AUGUSTA — Senate President Troy Jackson, D-Allagash, has filed a bill request to protect Maine wood hauling jobs and penalize forest landowners, who knowingly break the law by giving Maine wood hauling jobs to Canadians.
LR 3908, “An Act Regarding the Transportation of Products in the Forest Products Industry” would take away tax incentives for forest landowners that engage in this illegal practice, known as cabotage. Although it’s against the law, the lack of enforcement has led to the widespread use of this practice in the forest products industry.
“I’m sick and tired of powerful people getting away with breaking the rules at the expense of hardworking Mainers. Cabotage in the Maine woods is just another example,” said President Jackson. “This bill is about putting an end to a practice where landowners take jobs away from taxpaying Maine residents and give them to Canadians. The Canadian government looks out for their workers, as they should. Maine workers deserve the same protection.”
Under current law, Canadian trucking companies are allowed to bring goods into the U.S. and bring goods back to their country of residence. However, the law explicitly states that Canadian trucking companies cannot transfer goods from one location in Maine to another, taking jobs away from Maine residents. Unfortunately, Canadian trucking companies will enter the state to either pick up goods or make deliveries between the two countries, but along the way, these companies will pick up and deliver goods within the state. This is cabotage and is clearly against the law.

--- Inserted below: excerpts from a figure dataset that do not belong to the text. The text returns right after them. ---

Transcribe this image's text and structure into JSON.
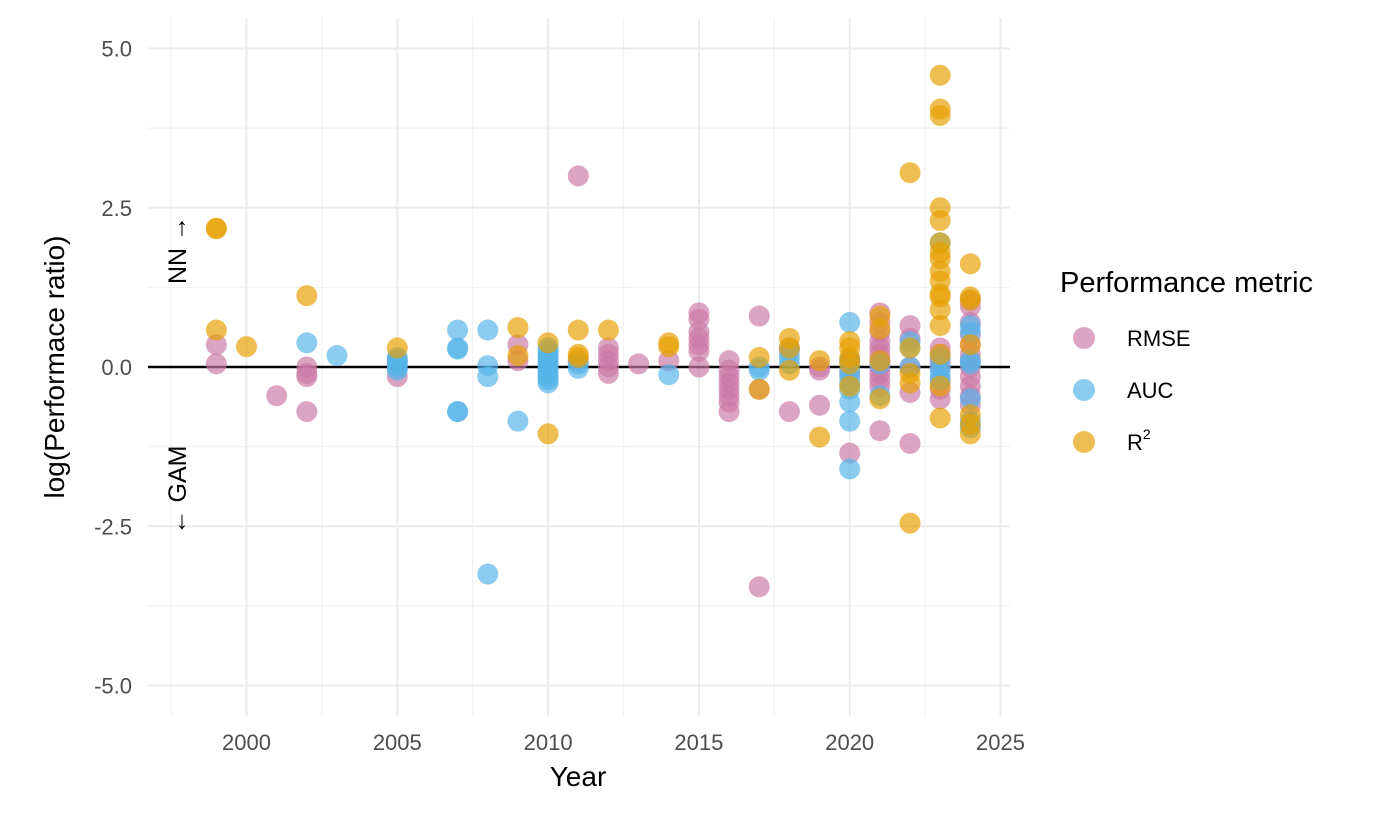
{
  "chart_data": {
    "type": "scatter",
    "title": "",
    "xlabel": "Year",
    "ylabel": "log(Performace ratio)",
    "xlim": [
      1997.5,
      2025.2
    ],
    "ylim": [
      -5.5,
      5.5
    ],
    "x_ticks": [
      2000,
      2005,
      2010,
      2015,
      2020,
      2025
    ],
    "x_tick_labels": [
      "2000",
      "2005",
      "2010",
      "2015",
      "2020",
      "2025"
    ],
    "y_ticks": [
      5.0,
      2.5,
      0.0,
      -2.5,
      -5.0
    ],
    "y_tick_labels": [
      "5.0",
      "2.5",
      "0.0",
      "-2.5",
      "-5.0"
    ],
    "grid": true,
    "reference_line_y": 0,
    "annotations": {
      "upper": "NN →",
      "lower": "← GAM"
    },
    "legend": {
      "title": "Performance metric",
      "position": "right"
    },
    "series": [
      {
        "name": "RMSE",
        "color": "#CC79A7",
        "points": [
          [
            1999,
            0.35
          ],
          [
            1999,
            0.05
          ],
          [
            2001,
            -0.45
          ],
          [
            2002,
            0.0
          ],
          [
            2002,
            -0.1
          ],
          [
            2002,
            -0.15
          ],
          [
            2002,
            -0.7
          ],
          [
            2005,
            -0.15
          ],
          [
            2005,
            0.1
          ],
          [
            2009,
            0.35
          ],
          [
            2009,
            0.1
          ],
          [
            2011,
            3.0
          ],
          [
            2011,
            0.1
          ],
          [
            2012,
            0.3
          ],
          [
            2012,
            0.2
          ],
          [
            2012,
            0.1
          ],
          [
            2012,
            0.0
          ],
          [
            2012,
            -0.1
          ],
          [
            2013,
            0.05
          ],
          [
            2014,
            0.1
          ],
          [
            2015,
            0.85
          ],
          [
            2015,
            0.75
          ],
          [
            2015,
            0.55
          ],
          [
            2015,
            0.45
          ],
          [
            2015,
            0.35
          ],
          [
            2015,
            0.25
          ],
          [
            2015,
            0.0
          ],
          [
            2016,
            0.1
          ],
          [
            2016,
            -0.05
          ],
          [
            2016,
            -0.15
          ],
          [
            2016,
            -0.25
          ],
          [
            2016,
            -0.35
          ],
          [
            2016,
            -0.45
          ],
          [
            2016,
            -0.55
          ],
          [
            2016,
            -0.7
          ],
          [
            2017,
            0.8
          ],
          [
            2017,
            -0.35
          ],
          [
            2017,
            -3.45
          ],
          [
            2018,
            0.3
          ],
          [
            2018,
            -0.7
          ],
          [
            2019,
            0.0
          ],
          [
            2019,
            -0.05
          ],
          [
            2019,
            -0.6
          ],
          [
            2020,
            -1.35
          ],
          [
            2020,
            0.1
          ],
          [
            2020,
            -0.1
          ],
          [
            2021,
            0.85
          ],
          [
            2021,
            0.7
          ],
          [
            2021,
            0.55
          ],
          [
            2021,
            0.4
          ],
          [
            2021,
            0.3
          ],
          [
            2021,
            0.2
          ],
          [
            2021,
            0.1
          ],
          [
            2021,
            0.0
          ],
          [
            2021,
            -0.1
          ],
          [
            2021,
            -0.2
          ],
          [
            2021,
            -0.3
          ],
          [
            2021,
            -1.0
          ],
          [
            2022,
            0.65
          ],
          [
            2022,
            0.45
          ],
          [
            2022,
            0.0
          ],
          [
            2022,
            -0.4
          ],
          [
            2022,
            -1.2
          ],
          [
            2023,
            0.3
          ],
          [
            2023,
            0.2
          ],
          [
            2023,
            0.1
          ],
          [
            2023,
            0.0
          ],
          [
            2023,
            -0.2
          ],
          [
            2023,
            -0.35
          ],
          [
            2023,
            -0.5
          ],
          [
            2024,
            1.05
          ],
          [
            2024,
            0.95
          ],
          [
            2024,
            0.7
          ],
          [
            2024,
            0.5
          ],
          [
            2024,
            0.35
          ],
          [
            2024,
            0.2
          ],
          [
            2024,
            0.1
          ],
          [
            2024,
            0.0
          ],
          [
            2024,
            -0.15
          ],
          [
            2024,
            -0.3
          ],
          [
            2024,
            -0.45
          ],
          [
            2024,
            -0.6
          ]
        ]
      },
      {
        "name": "AUC",
        "color": "#56B4E9",
        "points": [
          [
            2002,
            0.38
          ],
          [
            2003,
            0.18
          ],
          [
            2005,
            0.15
          ],
          [
            2005,
            0.1
          ],
          [
            2005,
            0.05
          ],
          [
            2005,
            0.0
          ],
          [
            2005,
            -0.05
          ],
          [
            2007,
            0.58
          ],
          [
            2007,
            0.3
          ],
          [
            2007,
            0.28
          ],
          [
            2007,
            -0.7
          ],
          [
            2007,
            -0.7
          ],
          [
            2008,
            0.58
          ],
          [
            2008,
            0.02
          ],
          [
            2008,
            -0.15
          ],
          [
            2008,
            -3.25
          ],
          [
            2009,
            -0.85
          ],
          [
            2010,
            0.3
          ],
          [
            2010,
            0.25
          ],
          [
            2010,
            0.2
          ],
          [
            2010,
            0.15
          ],
          [
            2010,
            0.1
          ],
          [
            2010,
            0.05
          ],
          [
            2010,
            0.0
          ],
          [
            2010,
            -0.05
          ],
          [
            2010,
            -0.1
          ],
          [
            2010,
            -0.15
          ],
          [
            2010,
            -0.2
          ],
          [
            2010,
            -0.25
          ],
          [
            2011,
            0.05
          ],
          [
            2011,
            -0.02
          ],
          [
            2014,
            -0.12
          ],
          [
            2017,
            0.0
          ],
          [
            2017,
            -0.05
          ],
          [
            2018,
            0.25
          ],
          [
            2018,
            0.15
          ],
          [
            2018,
            0.05
          ],
          [
            2020,
            0.7
          ],
          [
            2020,
            0.1
          ],
          [
            2020,
            -0.05
          ],
          [
            2020,
            -0.15
          ],
          [
            2020,
            -0.25
          ],
          [
            2020,
            -0.35
          ],
          [
            2020,
            -0.55
          ],
          [
            2020,
            -0.85
          ],
          [
            2020,
            -1.6
          ],
          [
            2021,
            0.05
          ],
          [
            2021,
            -0.45
          ],
          [
            2022,
            0.4
          ],
          [
            2022,
            0.3
          ],
          [
            2022,
            0.0
          ],
          [
            2023,
            1.95
          ],
          [
            2023,
            0.15
          ],
          [
            2023,
            0.0
          ],
          [
            2023,
            -0.1
          ],
          [
            2023,
            -0.2
          ],
          [
            2024,
            0.65
          ],
          [
            2024,
            0.55
          ],
          [
            2024,
            0.1
          ],
          [
            2024,
            0.05
          ],
          [
            2024,
            -0.5
          ],
          [
            2024,
            -0.85
          ],
          [
            2024,
            -0.95
          ]
        ]
      },
      {
        "name": "R2",
        "color": "#E69F00",
        "points": [
          [
            1999,
            2.18
          ],
          [
            1999,
            2.17
          ],
          [
            1999,
            0.58
          ],
          [
            2000,
            0.32
          ],
          [
            2002,
            1.12
          ],
          [
            2005,
            0.3
          ],
          [
            2009,
            0.62
          ],
          [
            2009,
            0.18
          ],
          [
            2010,
            0.38
          ],
          [
            2010,
            -1.05
          ],
          [
            2011,
            0.58
          ],
          [
            2011,
            0.2
          ],
          [
            2011,
            0.15
          ],
          [
            2012,
            0.58
          ],
          [
            2014,
            0.38
          ],
          [
            2014,
            0.32
          ],
          [
            2017,
            0.15
          ],
          [
            2017,
            -0.35
          ],
          [
            2018,
            0.45
          ],
          [
            2018,
            0.3
          ],
          [
            2018,
            -0.05
          ],
          [
            2019,
            0.1
          ],
          [
            2019,
            -1.1
          ],
          [
            2020,
            0.4
          ],
          [
            2020,
            0.3
          ],
          [
            2020,
            0.15
          ],
          [
            2020,
            0.05
          ],
          [
            2020,
            -0.3
          ],
          [
            2021,
            0.8
          ],
          [
            2021,
            0.6
          ],
          [
            2021,
            0.1
          ],
          [
            2021,
            -0.5
          ],
          [
            2022,
            3.05
          ],
          [
            2022,
            0.3
          ],
          [
            2022,
            -0.1
          ],
          [
            2022,
            -0.25
          ],
          [
            2022,
            -2.45
          ],
          [
            2023,
            4.58
          ],
          [
            2023,
            4.05
          ],
          [
            2023,
            3.95
          ],
          [
            2023,
            2.5
          ],
          [
            2023,
            2.3
          ],
          [
            2023,
            1.95
          ],
          [
            2023,
            1.8
          ],
          [
            2023,
            1.7
          ],
          [
            2023,
            1.5
          ],
          [
            2023,
            1.35
          ],
          [
            2023,
            1.15
          ],
          [
            2023,
            1.1
          ],
          [
            2023,
            0.9
          ],
          [
            2023,
            0.65
          ],
          [
            2023,
            0.2
          ],
          [
            2023,
            -0.3
          ],
          [
            2023,
            -0.8
          ],
          [
            2024,
            1.62
          ],
          [
            2024,
            1.1
          ],
          [
            2024,
            1.05
          ],
          [
            2024,
            0.35
          ],
          [
            2024,
            -0.75
          ],
          [
            2024,
            -0.9
          ],
          [
            2024,
            -1.05
          ]
        ]
      }
    ]
  }
}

“If forest landowners are going to break the rules and cheat Maine taxpayers, then they don’t deserve to get tax incentives subsidized by the hardworking residents of this state,” said President Jackson.
Much like in the woods, the use of Canadian truckers to deliver goods within the state takes jobs away from Maine residents and depresses wages. Canadian labor is significantly cheaper due to the exchange rate and the Canadian National Health Care System.
Bill requests submitted for consideration during the Second Regular Session must be approved by a majority of the 10-member Legislative Council. The Council is comprised of legislative leadership in both the Senate and the House. Legislative Council is scheduled to meet on Wednesday, Oct. 23 to vote on bill requests.